In a way, it was a benefit “to walk in and be completely ignorant” of the management side of running the business, noted Hoplamazian, who graduated from Harvard in 1985 and received his MBA at the University of Chicago. “It was unavoidable, coming as I did with little experience in management, though a lot on the financial side. I got to ask a lot of stupid questions – but as you know, there really are no stupid questions.”

It also helped, Hoplamazian added, that he had been with Pritzker all those years and had become familiar with Hyatt’s operations, which encompass 492 properties in 45 countries. Its brands include the upscale Park Hyatt, Grand Hyatt and Andaz hotels; Hyatt Regency and Hyatt Place locations targeted at business and convention visitors and families, and Hyatt House, which offers residential-style accommodation for extended stay travellers.

Hoplamazian took on the leadership role in 2006 in the middle of an upsurge in the hospitality industry. “The year after I came in, 2007, it was like a fantasy world. Everything was going right,” he said. “Margins were expanding. Everyone was having a good time. But then [the financial crisis in] 2008 came, and things got funky really quickly. And 2009 was a disaster.”

According to Hoplamazian, 2007 was by far the best year ever for the industry – and 2009 was its all-time worst year. “We had to readjust our budgets six times [in the first six weeks]. It was that bad.” By then, however, Hoplamazian had already established a management style: ask lots of questions, listen to the answers and make sure to treat employees with sincerity.

Quantifying customer satisfaction

Hyatt currently employs about 90,000 people, many of whom view the company as an extended family. Since the firm does not produce a physical product, employees’ enthusiasm for work has to come through in the quality of service that guests receive –which initially made it challenging for Hoplamazian to assess what the company was doing right and where it could improve.

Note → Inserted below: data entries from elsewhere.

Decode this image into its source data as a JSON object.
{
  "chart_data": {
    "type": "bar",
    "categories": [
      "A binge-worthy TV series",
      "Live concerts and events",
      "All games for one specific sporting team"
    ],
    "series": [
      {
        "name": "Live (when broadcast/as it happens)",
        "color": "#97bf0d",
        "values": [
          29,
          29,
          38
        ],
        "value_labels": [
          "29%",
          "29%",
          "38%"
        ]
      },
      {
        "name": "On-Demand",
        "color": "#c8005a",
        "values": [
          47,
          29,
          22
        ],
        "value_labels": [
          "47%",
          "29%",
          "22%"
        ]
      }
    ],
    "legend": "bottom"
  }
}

Firms that make a product can judge performance based on sales and whether the devices work properly, he points out. But in the hospitality business, it is not immediately apparent how much the bottom line is impacted by the way individual employees clean guest rooms, provide directions to guests or carry bags up to a suite. It’s also not easy to tie those efforts back to the performance of top-level management.

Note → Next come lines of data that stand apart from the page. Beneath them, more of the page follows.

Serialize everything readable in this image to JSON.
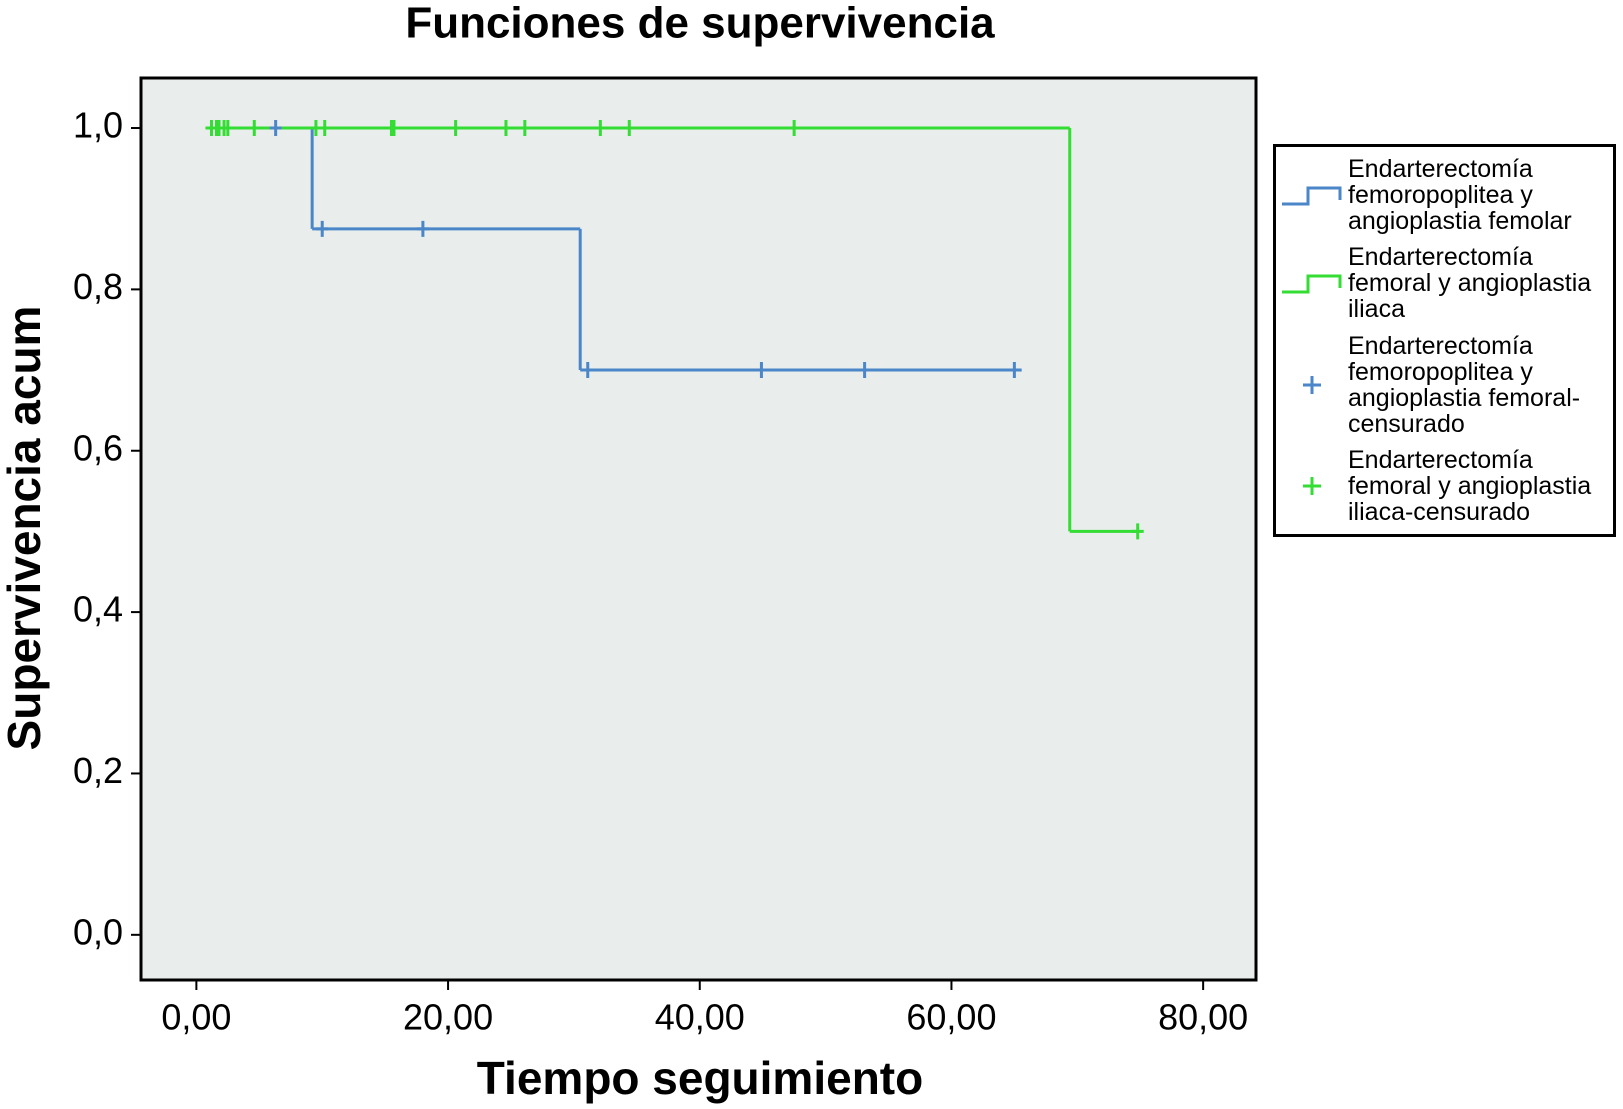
{
  "chart_data": {
    "type": "kaplan-meier",
    "title": "Funciones de supervivencia",
    "x_label": "Tiempo seguimiento",
    "y_label": "Supervivencia acum",
    "xlim": [
      -4.4,
      84.2
    ],
    "ylim": [
      -0.056,
      1.062
    ],
    "xticks": [
      {
        "value": 0,
        "label": "0,00"
      },
      {
        "value": 20,
        "label": "20,00"
      },
      {
        "value": 40,
        "label": "40,00"
      },
      {
        "value": 60,
        "label": "60,00"
      },
      {
        "value": 80,
        "label": "80,00"
      }
    ],
    "yticks": [
      {
        "value": 0,
        "label": "0,0"
      },
      {
        "value": 0.2,
        "label": "0,2"
      },
      {
        "value": 0.4,
        "label": "0,4"
      },
      {
        "value": 0.6,
        "label": "0,6"
      },
      {
        "value": 0.8,
        "label": "0,8"
      },
      {
        "value": 1,
        "label": "1,0"
      }
    ],
    "series": [
      {
        "name": "Endarterectomía femoropoplitea y angioplastia femolar",
        "color": "#4a86c8",
        "marker": "step",
        "x": [
          0.9,
          9.2,
          30.5,
          65.5
        ],
        "values": [
          1,
          0.875,
          0.7,
          0.7
        ]
      },
      {
        "name": "Endarterectomía femoral y angioplastia iliaca",
        "color": "#33dd33",
        "marker": "step",
        "x": [
          0.8,
          69.4,
          74.8
        ],
        "values": [
          1,
          0.5,
          0.5
        ]
      },
      {
        "name": "Endarterectomía femoropoplitea y angioplastia femoral-censurado",
        "color": "#4a86c8",
        "marker": "censor",
        "x": [
          6.3,
          10.0,
          18.0,
          31.1,
          44.9,
          53.1,
          65.0
        ],
        "values": [
          1,
          0.875,
          0.875,
          0.7,
          0.7,
          0.7,
          0.7
        ]
      },
      {
        "name": "Endarterectomía femoral y angioplastia iliaca-censurado",
        "color": "#33dd33",
        "marker": "censor",
        "x": [
          1.2,
          1.6,
          1.8,
          2.2,
          2.5,
          4.6,
          9.5,
          10.2,
          15.5,
          15.7,
          20.6,
          24.6,
          26.1,
          32.1,
          34.4,
          47.5,
          74.8
        ],
        "values": [
          1,
          1,
          1,
          1,
          1,
          1,
          1,
          1,
          1,
          1,
          1,
          1,
          1,
          1,
          1,
          1,
          0.5
        ]
      }
    ]
  }
}
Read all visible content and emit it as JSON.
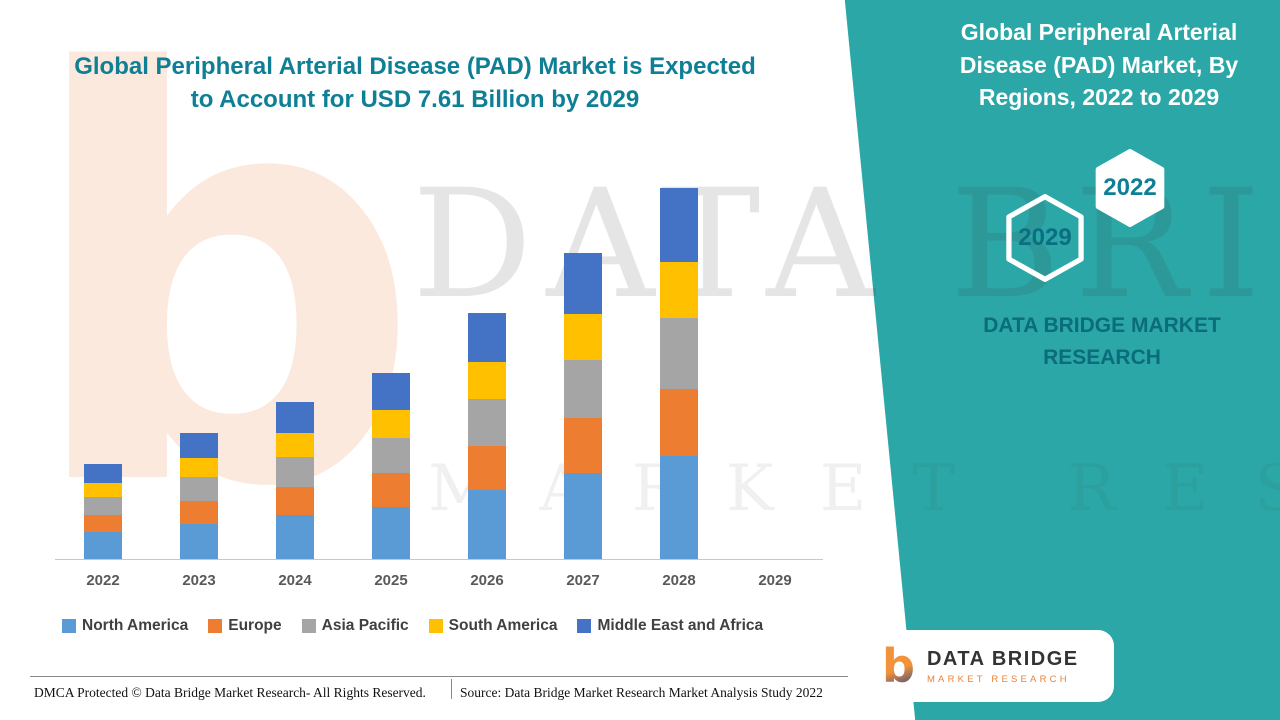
{
  "colors": {
    "teal_panel": "#2BA7A7",
    "title_teal": "#0E7F95",
    "panel_text_dark": "#0B6C7C"
  },
  "header": {
    "title": "Global Peripheral Arterial Disease (PAD) Market is Expected to Account for USD 7.61 Billion by 2029"
  },
  "side_panel": {
    "title": "Global Peripheral Arterial Disease (PAD) Market, By Regions, 2022 to 2029",
    "hex_back_label": "2029",
    "hex_front_label": "2022",
    "brand_text": "DATA BRIDGE MARKET RESEARCH"
  },
  "watermark": {
    "line1": "DATA BRIDGE",
    "line2": "MARKET RESEARCH",
    "b_glyph": "b"
  },
  "chart_data": {
    "type": "bar",
    "stacked": true,
    "title": "Global Peripheral Arterial Disease (PAD) Market, By Regions, 2022 to 2029",
    "xlabel": "",
    "ylabel": "",
    "y_axis_visible": false,
    "grid": false,
    "legend_position": "bottom",
    "note": "Values in USD billion, estimated from unlabeled bar heights; 2029 bar not drawn in source image.",
    "categories": [
      "2022",
      "2023",
      "2024",
      "2025",
      "2026",
      "2027",
      "2028",
      "2029"
    ],
    "series": [
      {
        "name": "North America",
        "color": "#5B9BD5",
        "values": [
          0.53,
          0.7,
          0.87,
          1.04,
          1.37,
          1.71,
          2.07,
          0
        ]
      },
      {
        "name": "Europe",
        "color": "#ED7D31",
        "values": [
          0.34,
          0.45,
          0.56,
          0.67,
          0.88,
          1.1,
          1.33,
          0
        ]
      },
      {
        "name": "Asia Pacific",
        "color": "#A5A5A5",
        "values": [
          0.36,
          0.48,
          0.59,
          0.7,
          0.93,
          1.16,
          1.41,
          0
        ]
      },
      {
        "name": "South America",
        "color": "#FFC000",
        "values": [
          0.29,
          0.38,
          0.47,
          0.56,
          0.74,
          0.92,
          1.11,
          0
        ]
      },
      {
        "name": "Middle East and Africa",
        "color": "#4472C4",
        "values": [
          0.38,
          0.5,
          0.62,
          0.74,
          0.98,
          1.22,
          1.48,
          0
        ]
      }
    ]
  },
  "footer": {
    "dmca": "DMCA Protected © Data Bridge Market Research- All Rights Reserved.",
    "source": "Source: Data Bridge Market Research Market Analysis Study 2022"
  },
  "logo": {
    "icon_glyph": "b",
    "name": "DATA BRIDGE",
    "subtitle": "MARKET RESEARCH"
  }
}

Coming from finance, Hoplamazian wanted to find ways to quantify even a service business like Hyatt. He wasn’t met with resistance per se, but many of his co-workers were unsure whether there was a sound method of achieving that goal. “I asked about results of employee satisfaction surveys, and they showed me upward curves,” Hoplamazian recalled. “I asked how that correlated with customer satisfaction, and they said it didn’t. I asked if individual properties saw it correlating, and they only said, ‘No.'”

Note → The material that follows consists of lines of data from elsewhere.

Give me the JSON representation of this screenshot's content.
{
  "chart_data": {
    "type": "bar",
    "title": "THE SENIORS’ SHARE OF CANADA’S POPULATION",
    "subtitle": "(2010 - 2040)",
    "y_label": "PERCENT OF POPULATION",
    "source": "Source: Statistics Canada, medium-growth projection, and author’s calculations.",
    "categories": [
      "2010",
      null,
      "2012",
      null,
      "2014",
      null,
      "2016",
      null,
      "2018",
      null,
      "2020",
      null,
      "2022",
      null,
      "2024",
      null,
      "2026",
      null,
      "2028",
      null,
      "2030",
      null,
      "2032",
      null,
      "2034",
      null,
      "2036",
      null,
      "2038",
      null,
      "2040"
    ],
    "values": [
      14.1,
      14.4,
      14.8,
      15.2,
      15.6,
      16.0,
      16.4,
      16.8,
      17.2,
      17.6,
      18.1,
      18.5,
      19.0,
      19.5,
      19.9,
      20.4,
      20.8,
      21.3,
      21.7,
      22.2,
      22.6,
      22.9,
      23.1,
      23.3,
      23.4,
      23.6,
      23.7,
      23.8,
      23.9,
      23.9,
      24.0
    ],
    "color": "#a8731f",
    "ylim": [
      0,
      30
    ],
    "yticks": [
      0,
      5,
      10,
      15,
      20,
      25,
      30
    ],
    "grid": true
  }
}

Hoplamazian decided to approach fellow CEOs in the service industry to see how other firms had tackled the problem, figuring that technology had greatly increased the availability and ease of analysing customer data. The leadership team at Enterprise Rent-a-Car proved to be the most helpful. “They said the most important contact was the first person who engaged a customer,” he said, citing a well-known piece of advice: “There is only one chance to make a first impression.” Based on that guidance, Hyatt developed a survey with a one-through-five rating system that was given to customers to fill out during their stay.

“In my discussion with Enterprise, they said that people who give a ‘five’ are three times more likely to return than those who give a ‘four,’” Hoplamazian noted. “And the people who give a ‘four’ are twice as likely [to come back] than [those who give lower numbers]. Below a ‘four,’ and you might as well forget it. The only thing that matters is customer satisfaction.”

Authenticity, listening and loyalty

Hoplamazian also made a point of engaging employees – from his general managers down to the custodial staff – to get their ideas for improving customer satisfaction. “I was reminded of what may well be an apocryphal story about someone seeing a janitor at NASA and asking him what his job was,” said Hoplamazian. “[The janitor] said, ‘I am putting a man on the moon’, which was, I feel, the right answer.”